Desta forma, além do produtor contar com ferramenta apropriada para calcular os seus custos e tomar decisões, de forma padronizada, poderá tomar por base um indicador de custo, de divulgação periódica — mensal —, por esta renomada instituição de ensino e extensão.
A proposta da planilha de cálculo e do indicador de custos têm sido, dentre outras aplicações, servir de ferramenta para negociações transparentes entre a indústria e o confinador, além de permitir a comparação de custos entre os produtores.

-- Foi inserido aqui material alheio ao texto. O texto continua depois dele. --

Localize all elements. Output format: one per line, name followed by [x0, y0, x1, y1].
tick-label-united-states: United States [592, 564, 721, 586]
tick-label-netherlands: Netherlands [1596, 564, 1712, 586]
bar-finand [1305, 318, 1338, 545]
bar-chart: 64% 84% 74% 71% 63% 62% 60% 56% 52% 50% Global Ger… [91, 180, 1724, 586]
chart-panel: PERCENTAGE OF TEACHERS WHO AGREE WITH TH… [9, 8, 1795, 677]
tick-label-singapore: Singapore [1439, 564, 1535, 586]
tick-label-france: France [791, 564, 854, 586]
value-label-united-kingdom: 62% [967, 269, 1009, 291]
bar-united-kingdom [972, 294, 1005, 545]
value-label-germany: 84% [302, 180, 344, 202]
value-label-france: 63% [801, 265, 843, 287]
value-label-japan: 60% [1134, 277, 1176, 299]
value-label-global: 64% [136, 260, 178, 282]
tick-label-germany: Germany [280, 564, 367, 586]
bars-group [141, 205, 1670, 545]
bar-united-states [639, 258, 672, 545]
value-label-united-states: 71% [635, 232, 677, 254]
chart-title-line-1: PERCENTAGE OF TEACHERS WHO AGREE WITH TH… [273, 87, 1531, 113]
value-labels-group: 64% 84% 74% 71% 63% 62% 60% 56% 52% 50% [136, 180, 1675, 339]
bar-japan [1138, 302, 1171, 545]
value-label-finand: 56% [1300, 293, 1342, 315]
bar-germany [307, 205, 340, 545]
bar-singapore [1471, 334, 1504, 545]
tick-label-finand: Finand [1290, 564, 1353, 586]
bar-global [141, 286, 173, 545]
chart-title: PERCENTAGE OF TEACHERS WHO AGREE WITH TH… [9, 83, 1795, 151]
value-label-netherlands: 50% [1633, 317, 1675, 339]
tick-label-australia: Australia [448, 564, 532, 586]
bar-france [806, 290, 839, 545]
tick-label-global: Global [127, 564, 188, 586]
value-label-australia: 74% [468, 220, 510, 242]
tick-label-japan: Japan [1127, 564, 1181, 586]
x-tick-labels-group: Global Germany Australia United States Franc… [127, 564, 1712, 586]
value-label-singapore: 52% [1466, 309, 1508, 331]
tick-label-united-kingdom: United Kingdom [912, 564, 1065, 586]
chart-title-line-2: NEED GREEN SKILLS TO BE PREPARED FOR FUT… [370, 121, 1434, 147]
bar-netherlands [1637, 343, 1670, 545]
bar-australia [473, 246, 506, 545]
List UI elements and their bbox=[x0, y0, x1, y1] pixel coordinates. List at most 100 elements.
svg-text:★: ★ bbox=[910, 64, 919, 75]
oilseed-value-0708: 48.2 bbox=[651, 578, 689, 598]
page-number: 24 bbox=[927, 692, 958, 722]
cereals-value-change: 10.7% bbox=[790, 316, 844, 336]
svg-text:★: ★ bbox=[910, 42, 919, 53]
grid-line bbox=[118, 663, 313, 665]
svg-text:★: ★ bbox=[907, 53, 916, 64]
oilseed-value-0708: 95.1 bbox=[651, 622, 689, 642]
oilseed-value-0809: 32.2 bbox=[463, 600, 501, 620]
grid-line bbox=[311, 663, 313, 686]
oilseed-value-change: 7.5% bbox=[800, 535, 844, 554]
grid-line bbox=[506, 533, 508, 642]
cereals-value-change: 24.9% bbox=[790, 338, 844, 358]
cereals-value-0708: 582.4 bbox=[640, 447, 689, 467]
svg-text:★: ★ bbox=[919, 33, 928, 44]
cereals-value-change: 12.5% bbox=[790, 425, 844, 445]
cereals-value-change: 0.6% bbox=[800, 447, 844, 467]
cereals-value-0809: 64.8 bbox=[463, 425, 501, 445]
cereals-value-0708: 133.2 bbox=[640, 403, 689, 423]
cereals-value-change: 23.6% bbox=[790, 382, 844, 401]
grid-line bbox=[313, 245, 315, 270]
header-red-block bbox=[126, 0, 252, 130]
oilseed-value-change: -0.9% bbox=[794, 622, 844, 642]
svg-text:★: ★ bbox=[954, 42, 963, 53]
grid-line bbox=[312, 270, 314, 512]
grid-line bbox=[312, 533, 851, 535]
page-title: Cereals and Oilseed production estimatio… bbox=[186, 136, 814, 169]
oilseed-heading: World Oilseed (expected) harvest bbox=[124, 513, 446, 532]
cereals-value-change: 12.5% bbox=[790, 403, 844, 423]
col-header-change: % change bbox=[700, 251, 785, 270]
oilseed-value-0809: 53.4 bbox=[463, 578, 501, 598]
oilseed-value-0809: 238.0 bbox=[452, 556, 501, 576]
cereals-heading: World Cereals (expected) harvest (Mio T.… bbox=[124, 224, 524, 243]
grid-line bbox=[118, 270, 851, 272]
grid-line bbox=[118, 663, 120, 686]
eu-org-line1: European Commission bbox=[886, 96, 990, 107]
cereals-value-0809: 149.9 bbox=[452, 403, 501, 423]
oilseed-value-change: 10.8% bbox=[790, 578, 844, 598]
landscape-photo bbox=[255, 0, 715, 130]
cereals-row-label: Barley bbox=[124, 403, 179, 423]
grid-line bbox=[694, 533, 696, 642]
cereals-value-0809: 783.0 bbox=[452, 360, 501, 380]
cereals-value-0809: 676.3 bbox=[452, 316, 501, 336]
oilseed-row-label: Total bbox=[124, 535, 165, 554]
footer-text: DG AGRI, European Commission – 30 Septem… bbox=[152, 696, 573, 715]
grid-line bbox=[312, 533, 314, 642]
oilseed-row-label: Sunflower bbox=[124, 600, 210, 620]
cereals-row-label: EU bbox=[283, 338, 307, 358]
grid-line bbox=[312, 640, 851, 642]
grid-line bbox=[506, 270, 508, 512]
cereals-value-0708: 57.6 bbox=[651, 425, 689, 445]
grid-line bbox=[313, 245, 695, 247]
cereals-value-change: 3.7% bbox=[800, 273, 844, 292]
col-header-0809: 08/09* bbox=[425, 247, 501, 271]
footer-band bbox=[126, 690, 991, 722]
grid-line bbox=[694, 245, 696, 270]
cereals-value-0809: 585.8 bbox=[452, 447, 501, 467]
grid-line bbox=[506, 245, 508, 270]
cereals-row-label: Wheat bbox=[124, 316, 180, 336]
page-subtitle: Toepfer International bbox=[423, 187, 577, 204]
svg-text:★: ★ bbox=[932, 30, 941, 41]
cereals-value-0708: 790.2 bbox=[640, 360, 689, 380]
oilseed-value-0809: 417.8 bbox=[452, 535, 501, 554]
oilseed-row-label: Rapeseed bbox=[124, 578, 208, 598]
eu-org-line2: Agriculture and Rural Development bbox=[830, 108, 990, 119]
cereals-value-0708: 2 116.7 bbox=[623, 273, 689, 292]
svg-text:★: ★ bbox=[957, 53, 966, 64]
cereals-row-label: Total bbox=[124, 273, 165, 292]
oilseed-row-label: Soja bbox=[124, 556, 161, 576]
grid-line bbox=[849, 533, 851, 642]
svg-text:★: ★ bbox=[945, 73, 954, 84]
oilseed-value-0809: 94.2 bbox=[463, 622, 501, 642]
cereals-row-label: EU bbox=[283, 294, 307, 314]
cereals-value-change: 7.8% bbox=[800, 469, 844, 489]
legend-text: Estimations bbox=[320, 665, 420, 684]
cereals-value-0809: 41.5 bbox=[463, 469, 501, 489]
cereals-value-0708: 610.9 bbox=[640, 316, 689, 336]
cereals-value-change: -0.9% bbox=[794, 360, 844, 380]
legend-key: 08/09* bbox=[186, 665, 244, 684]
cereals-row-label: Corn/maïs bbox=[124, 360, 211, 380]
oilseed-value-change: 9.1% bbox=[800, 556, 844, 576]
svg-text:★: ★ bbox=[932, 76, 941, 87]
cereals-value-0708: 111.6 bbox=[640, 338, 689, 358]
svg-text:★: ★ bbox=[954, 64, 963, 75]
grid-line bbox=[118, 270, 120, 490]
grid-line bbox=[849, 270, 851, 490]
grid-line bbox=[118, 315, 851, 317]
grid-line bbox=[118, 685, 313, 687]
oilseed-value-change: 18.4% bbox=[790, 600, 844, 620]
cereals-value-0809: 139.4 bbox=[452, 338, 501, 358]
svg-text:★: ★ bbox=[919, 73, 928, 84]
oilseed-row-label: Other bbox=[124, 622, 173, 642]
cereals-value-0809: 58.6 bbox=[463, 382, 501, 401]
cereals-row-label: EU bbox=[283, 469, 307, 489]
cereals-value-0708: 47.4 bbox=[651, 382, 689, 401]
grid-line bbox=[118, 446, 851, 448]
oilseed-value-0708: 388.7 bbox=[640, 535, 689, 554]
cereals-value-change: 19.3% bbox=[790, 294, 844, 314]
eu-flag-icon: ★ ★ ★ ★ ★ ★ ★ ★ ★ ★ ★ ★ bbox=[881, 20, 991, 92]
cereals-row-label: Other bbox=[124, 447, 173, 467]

Por fim, esperamos que desta forma, possamos avançar em direção ao modo que os produtores negociam o seu produto final — quilos de carcaça —, mesmo sabendo que o mercado é quem rege os preços.
Atenciosamente,
Gustavo Lineu Sartorello.
muito bom mesmo, gostei demais.
Excelente texto, o que os pecuaristas precisam é estarem atentos mesmo, saírem de sua zona de conforto e começarem a usar ferramentas para melhorias na comercialização de seu gado. A dica de PREÇO FIXO e variante resguardada do preço futuro e o mesmo reajustado em 50% do que ultrapassasse o PREÇO FIXO, foi muito bem colocada, acho que seria o mais justo tbem.
Grande abraço a todos.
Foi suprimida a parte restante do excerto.